There is also a notable absence of force multipliers like Airborne early warning and control systems and inflight-refuelling aircraft which significantly enhances capability of aircraft like range and survivability.Some aircraft such as the Russian A 50 and the Il 78 Midas have been evaluated by the IAF.The delay in their induction in the IAF is probably due to their high cost and the numbers required.However it must be noted that these aircraft increase the effectiveness of combat aircraft by a large factor.
The IAF has a poor safety record.But it is primarily because of poor training in which a trainee shifts directly from a Kiran Mk II to a MiG 21 UM/UM a supersonic fighter trainer!This problem is hoped to be solved soon as the IAF is undertaking a final round of negotiations with British Aerospace for procuring the Hawk Advanced Jet Trainer.
"Experts" and alarmists have claimed that the rate at which crashes were taking place in the IAF,Pakistan will just have to wait till the IAF flies itself ino the ground.This however is pure hogwash and a detailed analysis of the attrition in the IAF and PAF with the help of an article by Air Marshal(Retd.) Ayaz Ahmed Khan that appeared on the Pakistan institute of Air Defence Studies will reveal that even the highest rate of attrition of the IAF is less than the attrition rate of the PAF thus putting to rest the tall claims made by the PAF.
Armchair Air Marshals opine that the IAF's track record in terms of acquisition has been slack in terms of technology..with some even giving the impression that they thought IAF officers have recommended substandard equipment or equipment not suited for it's role.
In retrospect we feel that the IAF's acquisition policy has been farsighted and that we have constantly bought/manufactured planes that can be easily modified to suit variety of roles ie:multitasking.
IAF Force level reductions:
The IAF is one the largest air forces in terms of sheer numbers in the world however a major part of it's fleet is made up of old MiG 21s.Some aircraft in service are already well past their manufacturer recommended service lives.Thus engine trouble and loss of structural integrity of the airframes are major problems facing the IAF.The IAF has realised the problem and and will have to substitute quantity with quality and thus will have to phase out older variants like the venerable MiG 21 like the M and the FL soon.This reduction in the force levels will have to be offset by the induction of force multipliers mentioned above to significantly boost the capabilities of the existing fleet of aircraft.
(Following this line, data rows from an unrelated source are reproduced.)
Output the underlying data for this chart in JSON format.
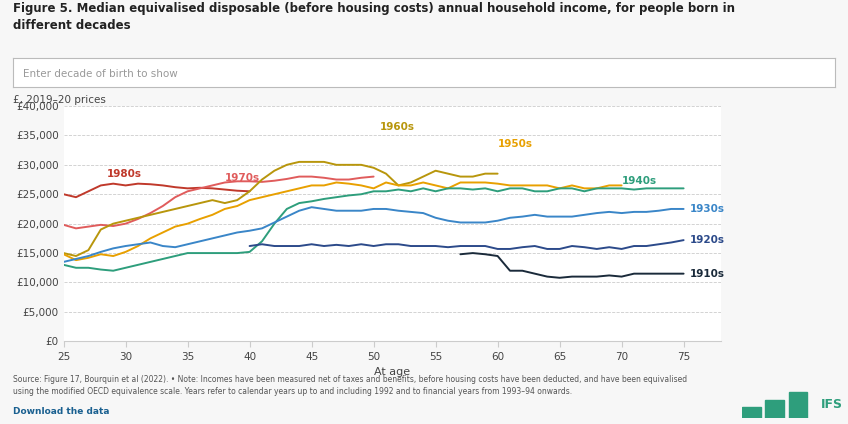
{
  "title": "Figure 5. Median equivalised disposable (before housing costs) annual household income, for people born in\ndifferent decades",
  "search_box_label": "Enter decade of birth to show",
  "ylabel": "£, 2019–20 prices",
  "xlabel": "At age",
  "source_text": "Source: Figure 17, Bourquin et al (2022). • Note: Incomes have been measured net of taxes and benefits, before housing costs have been deducted, and have been equivalised\nusing the modified OECD equivalence scale. Years refer to calendar years up to and including 1992 and to financial years from 1993–94 onwards.",
  "download_text": "Download the data",
  "background_color": "#f7f7f7",
  "plot_background": "#ffffff",
  "ylim": [
    0,
    40000
  ],
  "yticks": [
    0,
    5000,
    10000,
    15000,
    20000,
    25000,
    30000,
    35000,
    40000
  ],
  "xticks": [
    25,
    30,
    35,
    40,
    45,
    50,
    55,
    60,
    65,
    70,
    75
  ],
  "series": {
    "1980s": {
      "color": "#c0392b",
      "label_color": "#c0392b",
      "ages": [
        25,
        26,
        27,
        28,
        29,
        30,
        31,
        32,
        33,
        34,
        35,
        36,
        37,
        38,
        39,
        40
      ],
      "values": [
        25000,
        24500,
        25500,
        26500,
        26800,
        26500,
        26800,
        26700,
        26500,
        26200,
        26000,
        26100,
        26000,
        25800,
        25600,
        25500
      ],
      "label_age": 28.5,
      "label_val": 28500
    },
    "1970s": {
      "color": "#e05c5c",
      "label_color": "#e05c5c",
      "ages": [
        25,
        26,
        27,
        28,
        29,
        30,
        31,
        32,
        33,
        34,
        35,
        36,
        37,
        38,
        39,
        40,
        41,
        42,
        43,
        44,
        45,
        46,
        47,
        48,
        49,
        50
      ],
      "values": [
        19800,
        19200,
        19500,
        19800,
        19600,
        20000,
        20800,
        21800,
        23000,
        24500,
        25500,
        26000,
        26500,
        27000,
        27200,
        27200,
        27100,
        27300,
        27600,
        28000,
        28000,
        27800,
        27500,
        27500,
        27800,
        28000
      ],
      "label_age": 38,
      "label_val": 27800
    },
    "1960s": {
      "color": "#b8960c",
      "label_color": "#b8960c",
      "ages": [
        25,
        26,
        27,
        28,
        29,
        30,
        31,
        32,
        33,
        34,
        35,
        36,
        37,
        38,
        39,
        40,
        41,
        42,
        43,
        44,
        45,
        46,
        47,
        48,
        49,
        50,
        51,
        52,
        53,
        54,
        55,
        56,
        57,
        58,
        59,
        60
      ],
      "values": [
        15000,
        14500,
        15500,
        19000,
        20000,
        20500,
        21000,
        21500,
        22000,
        22500,
        23000,
        23500,
        24000,
        23500,
        24000,
        25500,
        27500,
        29000,
        30000,
        30500,
        30500,
        30500,
        30000,
        30000,
        30000,
        29500,
        28500,
        26500,
        27000,
        28000,
        29000,
        28500,
        28000,
        28000,
        28500,
        28500
      ],
      "label_age": 50,
      "label_val": 36500
    },
    "1950s": {
      "color": "#e8a000",
      "label_color": "#e8a000",
      "ages": [
        25,
        26,
        27,
        28,
        29,
        30,
        31,
        32,
        33,
        34,
        35,
        36,
        37,
        38,
        39,
        40,
        41,
        42,
        43,
        44,
        45,
        46,
        47,
        48,
        49,
        50,
        51,
        52,
        53,
        54,
        55,
        56,
        57,
        58,
        59,
        60,
        61,
        62,
        63,
        64,
        65,
        66,
        67,
        68,
        69,
        70
      ],
      "values": [
        14800,
        13800,
        14200,
        14800,
        14500,
        15200,
        16200,
        17500,
        18500,
        19500,
        20000,
        20800,
        21500,
        22500,
        23000,
        24000,
        24500,
        25000,
        25500,
        26000,
        26500,
        26500,
        27000,
        26800,
        26500,
        26000,
        27000,
        26500,
        26500,
        27000,
        26500,
        26000,
        27000,
        27000,
        27000,
        26800,
        26500,
        26500,
        26500,
        26500,
        26000,
        26500,
        26000,
        26000,
        26500,
        26500
      ],
      "label_age": 60,
      "label_val": 33500
    },
    "1940s": {
      "color": "#2e9e7c",
      "label_color": "#2e9e7c",
      "ages": [
        25,
        26,
        27,
        28,
        29,
        30,
        31,
        32,
        33,
        34,
        35,
        36,
        37,
        38,
        39,
        40,
        41,
        42,
        43,
        44,
        45,
        46,
        47,
        48,
        49,
        50,
        51,
        52,
        53,
        54,
        55,
        56,
        57,
        58,
        59,
        60,
        61,
        62,
        63,
        64,
        65,
        66,
        67,
        68,
        69,
        70,
        71,
        72,
        73,
        74,
        75
      ],
      "values": [
        13000,
        12500,
        12500,
        12200,
        12000,
        12500,
        13000,
        13500,
        14000,
        14500,
        15000,
        15000,
        15000,
        15000,
        15000,
        15200,
        17000,
        20000,
        22500,
        23500,
        23800,
        24200,
        24500,
        24800,
        25000,
        25500,
        25500,
        25800,
        25500,
        26000,
        25500,
        26000,
        26000,
        25800,
        26000,
        25500,
        26000,
        26000,
        25500,
        25500,
        26000,
        26000,
        25500,
        26000,
        26000,
        26000,
        25800,
        26000,
        26000,
        26000,
        26000
      ],
      "label_age": 70,
      "label_val": 27200
    },
    "1930s": {
      "color": "#3a86c8",
      "label_color": "#3a86c8",
      "ages": [
        25,
        26,
        27,
        28,
        29,
        30,
        31,
        32,
        33,
        34,
        35,
        36,
        37,
        38,
        39,
        40,
        41,
        42,
        43,
        44,
        45,
        46,
        47,
        48,
        49,
        50,
        51,
        52,
        53,
        54,
        55,
        56,
        57,
        58,
        59,
        60,
        61,
        62,
        63,
        64,
        65,
        66,
        67,
        68,
        69,
        70,
        71,
        72,
        73,
        74,
        75
      ],
      "values": [
        13500,
        14000,
        14500,
        15200,
        15800,
        16200,
        16500,
        16800,
        16200,
        16000,
        16500,
        17000,
        17500,
        18000,
        18500,
        18800,
        19200,
        20200,
        21200,
        22200,
        22800,
        22500,
        22200,
        22200,
        22200,
        22500,
        22500,
        22200,
        22000,
        21800,
        21000,
        20500,
        20200,
        20200,
        20200,
        20500,
        21000,
        21200,
        21500,
        21200,
        21200,
        21200,
        21500,
        21800,
        22000,
        21800,
        22000,
        22000,
        22200,
        22500,
        22500
      ],
      "label_age": 75.5,
      "label_val": 22500
    },
    "1920s": {
      "color": "#2c4a8a",
      "label_color": "#2c4a8a",
      "ages": [
        40,
        41,
        42,
        43,
        44,
        45,
        46,
        47,
        48,
        49,
        50,
        51,
        52,
        53,
        54,
        55,
        56,
        57,
        58,
        59,
        60,
        61,
        62,
        63,
        64,
        65,
        66,
        67,
        68,
        69,
        70,
        71,
        72,
        73,
        74,
        75
      ],
      "values": [
        16200,
        16500,
        16200,
        16200,
        16200,
        16500,
        16200,
        16400,
        16200,
        16500,
        16200,
        16500,
        16500,
        16200,
        16200,
        16200,
        16000,
        16200,
        16200,
        16200,
        15700,
        15700,
        16000,
        16200,
        15700,
        15700,
        16200,
        16000,
        15700,
        16000,
        15700,
        16200,
        16200,
        16500,
        16800,
        17200
      ],
      "label_age": 75.5,
      "label_val": 17300
    },
    "1910s": {
      "color": "#1a2a3a",
      "label_color": "#1a2a3a",
      "ages": [
        57,
        58,
        59,
        60,
        61,
        62,
        63,
        64,
        65,
        66,
        67,
        68,
        69,
        70,
        71,
        72,
        73,
        74,
        75
      ],
      "values": [
        14800,
        15000,
        14800,
        14500,
        12000,
        12000,
        11500,
        11000,
        10800,
        11000,
        11000,
        11000,
        11200,
        11000,
        11500,
        11500,
        11500,
        11500,
        11500
      ],
      "label_age": 75.5,
      "label_val": 11500
    }
  },
  "decade_labels": {
    "1980s": {
      "age": 28.5,
      "val": 28500,
      "ha": "left"
    },
    "1970s": {
      "age": 38.0,
      "val": 27800,
      "ha": "left"
    },
    "1960s": {
      "age": 50.5,
      "val": 36500,
      "ha": "left"
    },
    "1950s": {
      "age": 60.0,
      "val": 33500,
      "ha": "left"
    },
    "1940s": {
      "age": 70.0,
      "val": 27200,
      "ha": "left"
    },
    "1930s": {
      "age": 75.5,
      "val": 22500,
      "ha": "left"
    },
    "1920s": {
      "age": 75.5,
      "val": 17300,
      "ha": "left"
    },
    "1910s": {
      "age": 75.5,
      "val": 11500,
      "ha": "left"
    }
  }
}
Another way to improve combat effectiveness is to upgrade major systems of older aircraft to make them more compatible with newer weapons and avionics notable examples being the MiG 21-93 upgrade being undertaken on the MiG 21 aircraft of the IAF(which is expected to be completed by 2005-06)and the MiG 27 upgrade which is most probably being undertaken now.The IAF will have to adopt a middle path by upgrading some of the older aircraft,phasing out the even more older ones and acquiring a limited number(in the near future)of force multipliers.